Today would have been the Highlife’s legend 74th birthday, Oliver De Coque, in memory of his posthumous birthday, Google dedicated April 14th’s doodle to him.
Oliver De Coque was one of the most famous musicians and highlife band in Africa, whilst he was living. The impact of his songs is such that some even doubt if he is dead, his songs are always evergreen, a pure art.
To celebrate this Igbo legend and national treasure, here are five fact about the almighty Oliver De Coque to refresh our minds:
Family And Early life
Oliver De Coque was born in the small town of Ezinnifite, Nnewi south Anambra state on the 14th of April, 1947. Oliver Sunday Akanite took interest in music from an early age, he started playing the guitar when he was 17 years old. As a teenager, he started studying the Igbo traditional music of the region and Congolese soukousded modern high life and traditional Igbo music.

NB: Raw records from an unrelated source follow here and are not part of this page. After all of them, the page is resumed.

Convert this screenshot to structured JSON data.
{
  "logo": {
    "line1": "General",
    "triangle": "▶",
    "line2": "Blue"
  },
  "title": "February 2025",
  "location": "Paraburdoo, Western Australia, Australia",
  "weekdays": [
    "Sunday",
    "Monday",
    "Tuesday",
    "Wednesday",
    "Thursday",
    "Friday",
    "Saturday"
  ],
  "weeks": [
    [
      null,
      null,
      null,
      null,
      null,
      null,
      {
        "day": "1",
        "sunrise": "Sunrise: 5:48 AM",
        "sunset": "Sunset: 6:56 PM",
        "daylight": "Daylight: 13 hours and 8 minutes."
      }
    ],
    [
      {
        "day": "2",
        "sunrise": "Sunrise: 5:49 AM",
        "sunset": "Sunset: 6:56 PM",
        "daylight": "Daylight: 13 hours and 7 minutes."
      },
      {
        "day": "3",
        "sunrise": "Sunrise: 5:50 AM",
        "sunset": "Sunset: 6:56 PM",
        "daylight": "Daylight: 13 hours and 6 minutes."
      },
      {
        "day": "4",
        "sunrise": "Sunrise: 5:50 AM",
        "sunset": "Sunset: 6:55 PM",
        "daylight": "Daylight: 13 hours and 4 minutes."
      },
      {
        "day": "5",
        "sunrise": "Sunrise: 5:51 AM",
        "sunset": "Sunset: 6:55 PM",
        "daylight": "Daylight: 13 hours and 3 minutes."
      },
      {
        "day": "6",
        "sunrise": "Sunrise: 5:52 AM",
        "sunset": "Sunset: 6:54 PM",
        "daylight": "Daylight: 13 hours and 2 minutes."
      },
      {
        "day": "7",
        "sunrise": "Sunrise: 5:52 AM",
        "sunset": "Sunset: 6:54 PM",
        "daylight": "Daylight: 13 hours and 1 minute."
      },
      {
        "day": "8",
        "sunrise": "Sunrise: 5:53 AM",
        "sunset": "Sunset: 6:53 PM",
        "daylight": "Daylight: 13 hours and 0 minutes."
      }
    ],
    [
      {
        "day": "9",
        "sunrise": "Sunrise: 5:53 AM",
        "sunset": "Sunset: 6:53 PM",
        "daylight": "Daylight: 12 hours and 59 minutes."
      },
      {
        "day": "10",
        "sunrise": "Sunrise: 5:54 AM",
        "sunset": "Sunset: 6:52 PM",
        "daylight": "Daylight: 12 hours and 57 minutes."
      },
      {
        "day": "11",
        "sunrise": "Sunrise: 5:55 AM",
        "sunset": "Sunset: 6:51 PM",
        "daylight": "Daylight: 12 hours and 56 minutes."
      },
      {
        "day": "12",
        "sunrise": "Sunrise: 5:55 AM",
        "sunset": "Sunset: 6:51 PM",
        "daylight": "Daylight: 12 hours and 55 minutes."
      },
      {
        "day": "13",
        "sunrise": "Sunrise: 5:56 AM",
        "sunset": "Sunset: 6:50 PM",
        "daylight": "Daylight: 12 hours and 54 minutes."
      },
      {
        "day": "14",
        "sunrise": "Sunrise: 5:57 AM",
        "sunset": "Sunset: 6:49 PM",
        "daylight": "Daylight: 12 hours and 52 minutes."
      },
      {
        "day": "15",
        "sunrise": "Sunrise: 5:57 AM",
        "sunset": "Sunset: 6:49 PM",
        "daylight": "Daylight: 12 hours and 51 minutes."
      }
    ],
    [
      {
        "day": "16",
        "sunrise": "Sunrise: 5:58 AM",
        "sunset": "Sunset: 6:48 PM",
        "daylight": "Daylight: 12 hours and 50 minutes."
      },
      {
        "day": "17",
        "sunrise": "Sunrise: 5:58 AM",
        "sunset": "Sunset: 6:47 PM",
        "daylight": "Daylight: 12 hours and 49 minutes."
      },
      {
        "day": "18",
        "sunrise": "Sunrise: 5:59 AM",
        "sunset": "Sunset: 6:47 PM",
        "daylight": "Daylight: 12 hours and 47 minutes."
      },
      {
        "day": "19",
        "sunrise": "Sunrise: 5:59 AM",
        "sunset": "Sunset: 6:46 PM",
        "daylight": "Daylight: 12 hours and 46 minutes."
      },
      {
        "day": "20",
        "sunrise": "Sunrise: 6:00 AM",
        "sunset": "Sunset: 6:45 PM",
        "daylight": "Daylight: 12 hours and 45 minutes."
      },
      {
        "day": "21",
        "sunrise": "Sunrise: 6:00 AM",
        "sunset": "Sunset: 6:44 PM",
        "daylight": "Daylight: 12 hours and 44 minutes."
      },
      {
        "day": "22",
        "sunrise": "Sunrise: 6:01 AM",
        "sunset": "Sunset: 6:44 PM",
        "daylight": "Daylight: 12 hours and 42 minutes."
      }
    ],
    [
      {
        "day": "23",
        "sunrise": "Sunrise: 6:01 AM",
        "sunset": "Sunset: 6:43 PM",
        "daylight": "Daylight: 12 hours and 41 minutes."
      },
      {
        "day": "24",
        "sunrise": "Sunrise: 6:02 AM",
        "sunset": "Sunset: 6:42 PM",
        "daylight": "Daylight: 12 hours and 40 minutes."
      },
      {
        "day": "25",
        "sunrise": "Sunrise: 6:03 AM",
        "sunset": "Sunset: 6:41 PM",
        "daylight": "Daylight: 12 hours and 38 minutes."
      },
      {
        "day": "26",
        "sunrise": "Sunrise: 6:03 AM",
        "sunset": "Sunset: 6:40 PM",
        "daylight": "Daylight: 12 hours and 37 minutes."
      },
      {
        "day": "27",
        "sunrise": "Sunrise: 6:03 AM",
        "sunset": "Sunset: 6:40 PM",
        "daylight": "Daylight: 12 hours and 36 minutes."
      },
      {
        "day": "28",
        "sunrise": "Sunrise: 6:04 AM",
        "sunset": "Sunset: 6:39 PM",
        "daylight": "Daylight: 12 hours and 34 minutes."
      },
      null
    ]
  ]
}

He got married at the young age of 20. He later had 3 other wives making it four wives and he had twelve children.
Apart from his music, Oliver was known for his excellent draft playing skill. He loved playing the board game of draft, winning almost all the time. His game prowess earned him the name ‘Game master’ in the Igbo language ‘Oliver di ka Okwe’. He transfused the name to incorporate his french style still retaining the same sound Oliver De Coque. His real name was Chief Oliver Sunday Akanite.
Early Music Career
Oliver started playing Ekpili music when he was eleven, he was taught how to play the piccolo by a Congolese guitarist living in Nigeria then.
According to Oliver’s manager and friend Ray Ifeme, they both went through the civil war at the end of the 1960s. Their friendship gave a big start to the musician’s career because it was Ray who introduced officer Oliver to the Biafran Army’s band. The talented guitarist impressed the soldiers and kept them entertained with his performance.
In 1970, at a performance by the popular Sunny Agaga and his Lucky Star Band, Akanite convinced Sunny to let him stand in as their guitarist; he was hired on the spot, providing a massive boost to his young career. Serving an apprenticeship with juju stars Sunny Agaga and Jacob Oluwale, he was a star by his late teens.
Music Achievements And Accolades
There are so many music legends the world can boast of but not many of them can stand toe to toe with the great De Coque when it comes to the number of albums, all masterpieces by standards.
De Coque was famous for infusing the modern West African highlife genre with a Congolese-influenced guitar style and the energetic dance elements of Igbo music he grew up with, crafting a unique musical style, which he called Ogene. Before his debut album in 1977 ‘Messiah Messiah’, his solo in 1946 was making waves already, De Coque’s music only grew in popularity at home and abroad, as he put out album after album featuring his masterful guitar work and fresh take on African pop–over 70 albums throughout his lifetime.
He was notable for his flamboyant style of music, showcasing the enjoyment lifestyle of the Igbos through his songs. He has a penchant for honoring wealthy and notable Igbo people in his songs.
Oliver De Coque worked with Prince Nico Mbarga on his album called “Sweet Mother”. Some of his most popular songs include ‘Identity’ and ‘Mbiri’.
Oliver and his band, The Expo 76 Ogene Super Sounds played highlife music around the world. Coque was the lead guitarist of his group till his death.
The Alaafin of Oyo, Oba Lamidi Adeyemi crowned him the King of Highlife due to his consistency. He was given an Igbo title as the Ikemba.
In 1994, in recognition of his prodigious music achievement, de Coque was awarded an honorary doctorate in music by the University of New Orleans.
The talented Nigerian musician died on June 20 in 2008. He had a sudden cardiac arrest that led to his death. In a later interview with his son, he attributed his death to diabetes and hypertension, he said he fell ill at the end of 2007, which was a high secret.